Published on November 27, 2024

I had an interesting conversation with some junior and mid-level engineers recently. They were pretty discouraged about whiteboading coding tests. Apparently, they've gotten significantly harder over the last two years.

Everyone's inverting binary trees these days.

I got my hands on a few questions they've given someone with 1 YoE and 3 YoE. They were extremely hard, especially for someone at that experience level.

I think these companies are not actually testing problem solving ability anymore. They're testing who's better at using AI.

The Incentives Are Broken

From quick reddit searches, it's clear that everyone's using AI for these tests. Whether it's ChatGPT or specialized "Coding Interview Assistance" tools (I won't link them, you can find them), people have come to rely on them heavily.

If you're a company using these platforms, you're optimizing for your internal engineers' time. Fair enough. But here's what typically happens:

The test parameters are usually configured by someone semi-technical at best. The evaluation boils down to a score, and the platform tells you if the candidate is "good enough."

In one company - which was a bank - the test difficulty was calibrated by the technical recruiting team. And these companies are really good at selling to recruiting teams 👇

Basically, the promise is that you can outsource setting your benchmarks.

The Recalibration Problem

Since everyone started using AI, more candidates started clearing the first round with flying colors. The platforms had to recalibrate to let in their target percentage. But they're not measuring the code written by the candidate anymore—they're measuring how well the candidate uses an LLM.

Most developers who can actually write this code try to do it themselves. They get marked lower than peers who used AI and completed it faster.
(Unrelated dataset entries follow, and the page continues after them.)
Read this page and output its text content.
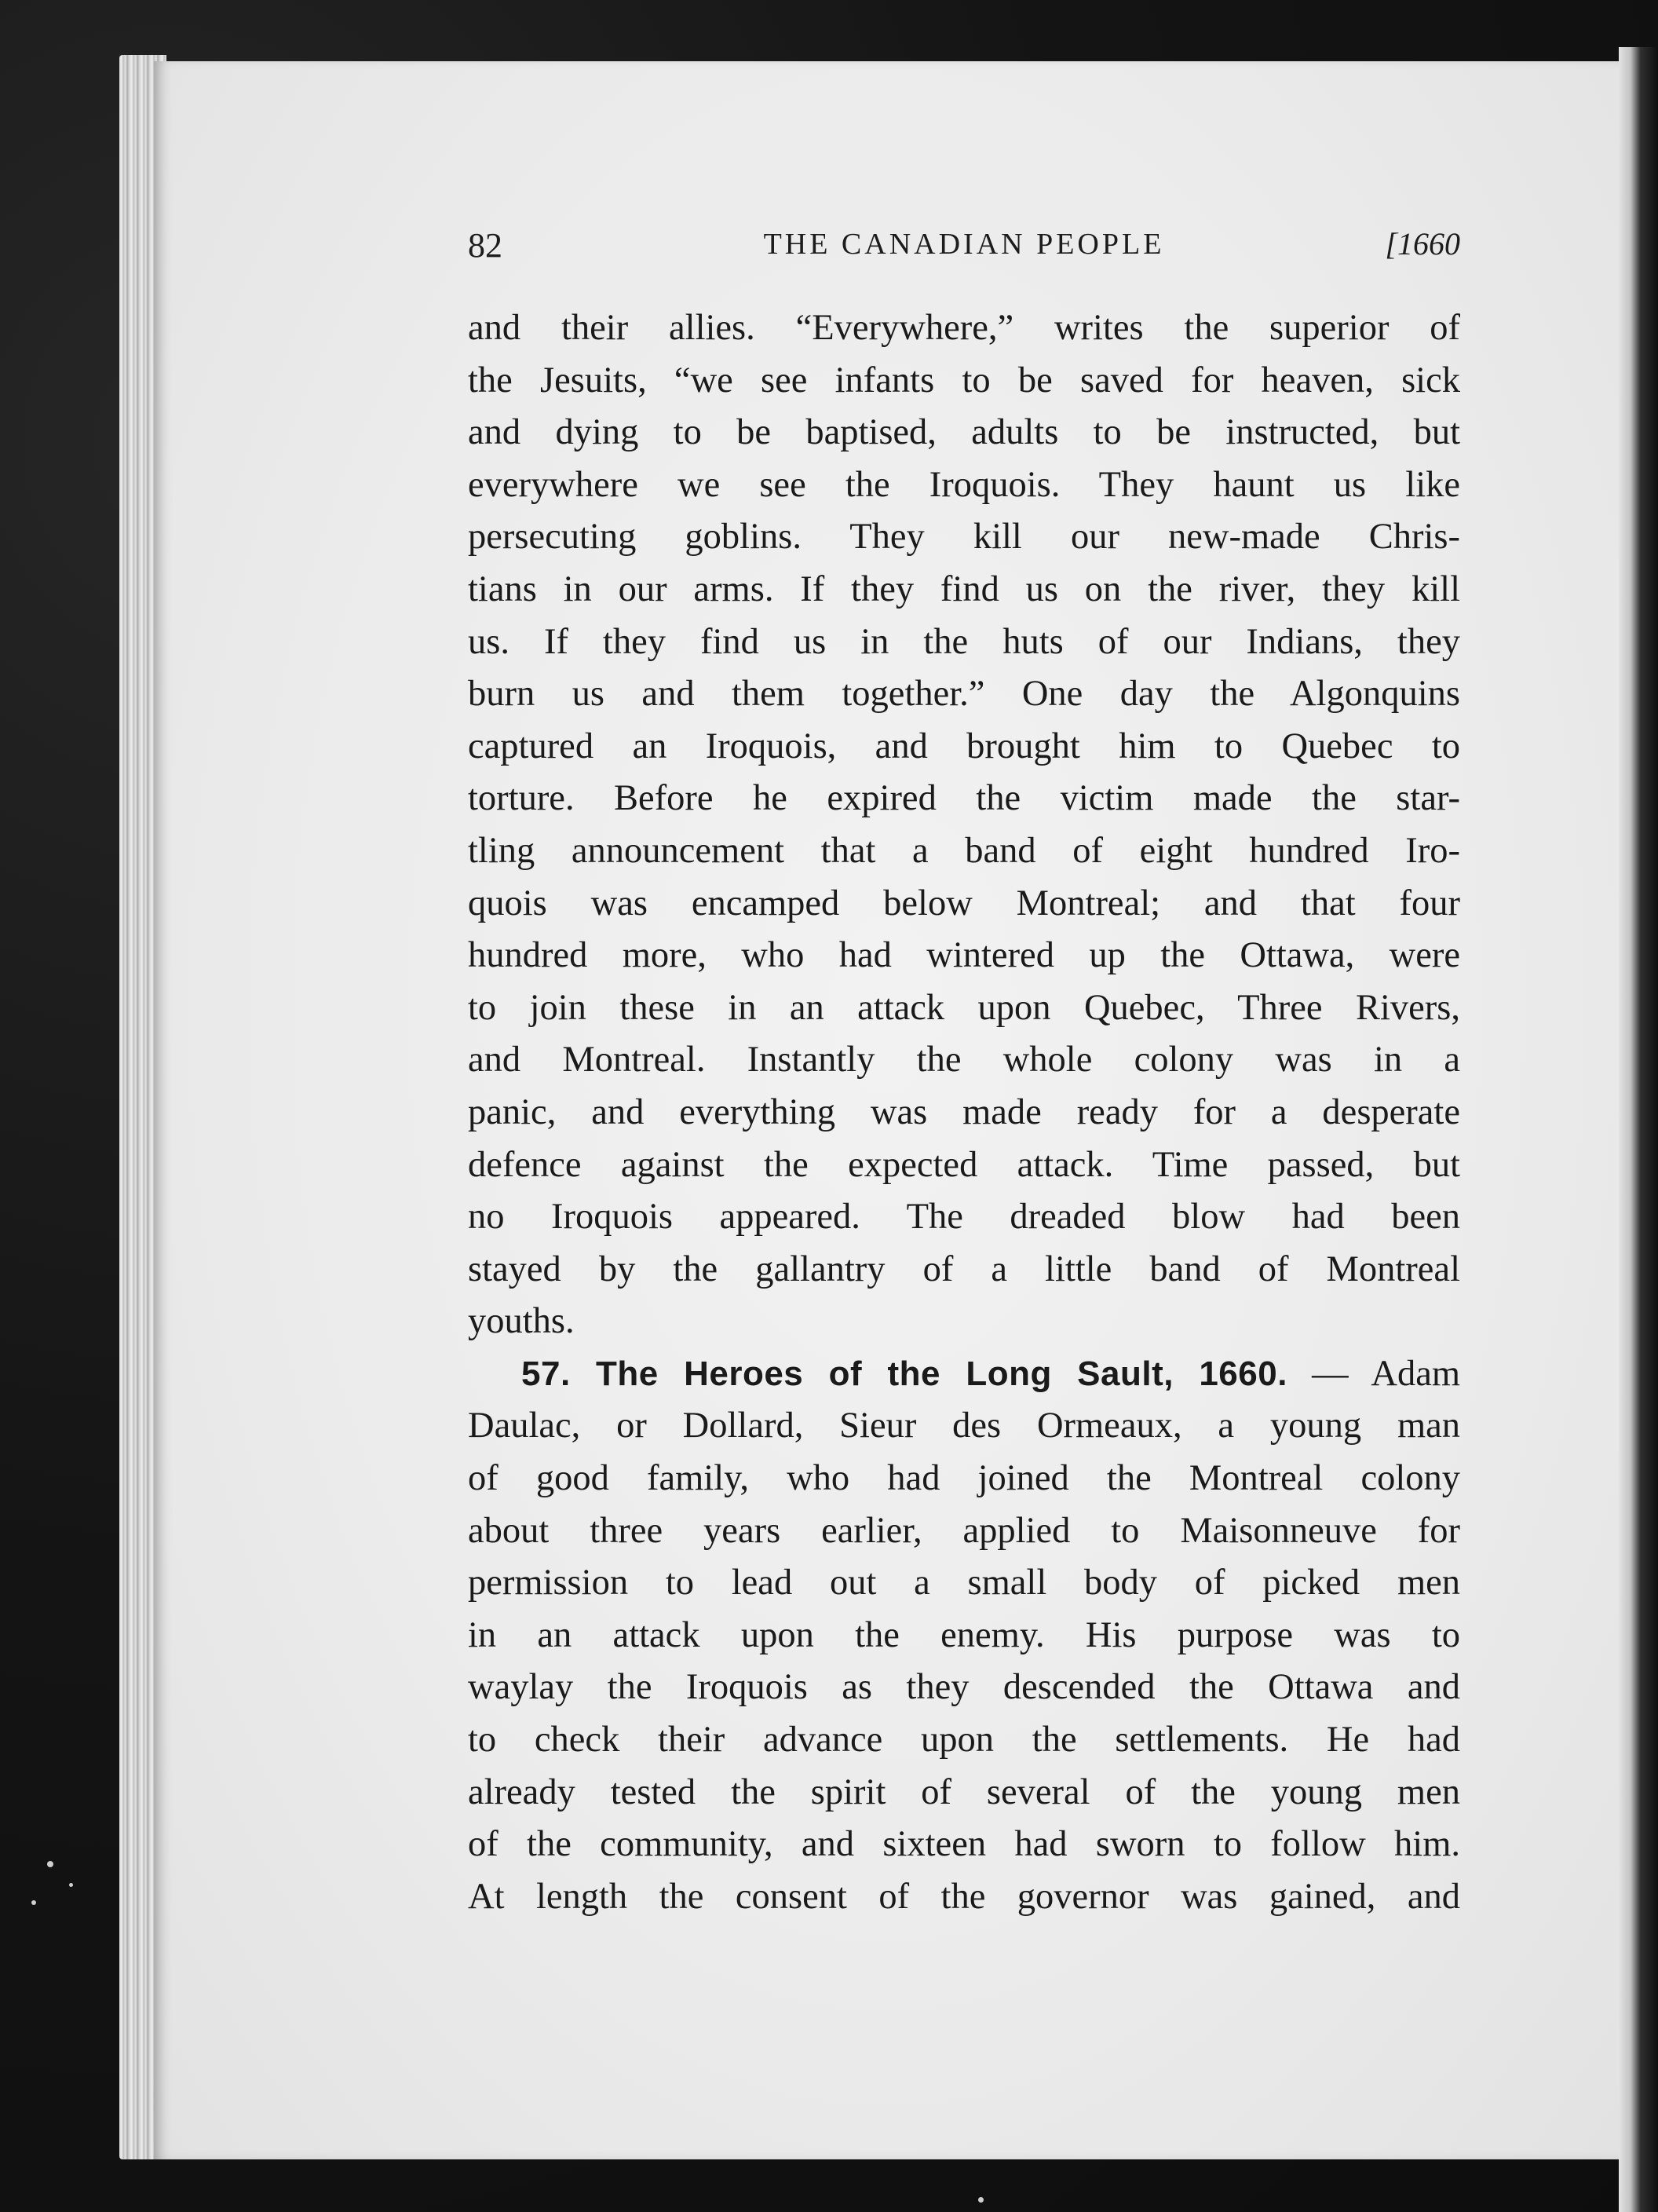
82	THE CANADIAN PEOPLE	[1660
and their allies. “Everywhere,” writes the superior of
the Jesuits, “we see infants to be saved for heaven, sick
and dying to be baptised, adults to be instructed, but
everywhere we see the Iroquois. They haunt us like
persecuting goblins. They kill our new-made Chris-
tians in our arms. If they find us on the river, they kill
us. If they find us in the huts of our Indians, they
burn us and them together.” One day the Algonquins
captured an Iroquois, and brought him to Quebec to
torture. Before he expired the victim made the star-
tling announcement that a band of eight hundred Iro-
quois was encamped below Montreal; and that four
hundred more, who had wintered up the Ottawa, were
to join these in an attack upon Quebec, Three Rivers,
and Montreal. Instantly the whole colony was in a
panic, and everything was made ready for a desperate
defence against the expected attack. Time passed, but
no Iroquois appeared. The dreaded blow had been
stayed by the gallantry of a little band of Montreal
youths.
57. The Heroes of the Long Sault, 1660. — Adam
Daulac, or Dollard, Sieur des Ormeaux, a young man
of good family, who had joined the Montreal colony
about three years earlier, applied to Maisonneuve for
permission to lead out a small body of picked men
in an attack upon the enemy. His purpose was to
waylay the Iroquois as they descended the Ottawa and
to check their advance upon the settlements. He had
already tested the spirit of several of the young men
of the community, and sixteen had sworn to follow him.
At length the consent of the governor was gained, and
The result? Hiring teams keep raising the bar arbitrarily, trying to find the candidates who are best at prompt engineering their way through a coding test.

Whiteboard[1] tests have been broken for a while...

...but they're outright harmful now.

Most of these testing platforms give you unit tests that tell your whether your code is correct, and you can run them multiple times. And this is really good for someone who uses an LLM because all you have to do is copy -> paste -> run tests -> feed the test failure to the LLM -> repeat; until all the tests pass.

So at the end of the day, the people who get into the second round of interviews aren't the best software engineers. They'd probably be the best "prompt engineers".

At best, they might get rejected from the later stages, but not before taking up a bunch of time by the developers who do a face to face interview. Which of course is the exact thing that these platforms are supposed to avoid.

At worst, the hiring manager gets pressured to find the least worst candidate.

If there's one silver lining here - it's that this will accelerate the demise of these white-boarding testing platforms.

[1] Some people have (rightly) pointed out that I'm interchanging whiteboarding (writing on a physical whiteboard) and online coding tests interchangeably. When I mean whiteboarding, I'm more so alluding to the popular hiring without whiteboards definition.

Whiteboards" is used as a metaphor, and is a symbol for the kinds of CS trivia questions that are associated with bad interview practices. Whiteboards are not bad – CS trivia questions are. Using sites like HackerRank/LeetCode probably fall into a similar category.

However, it's a mistake on my part to treat this as assumed knowledge. I'm leaving the original text intact.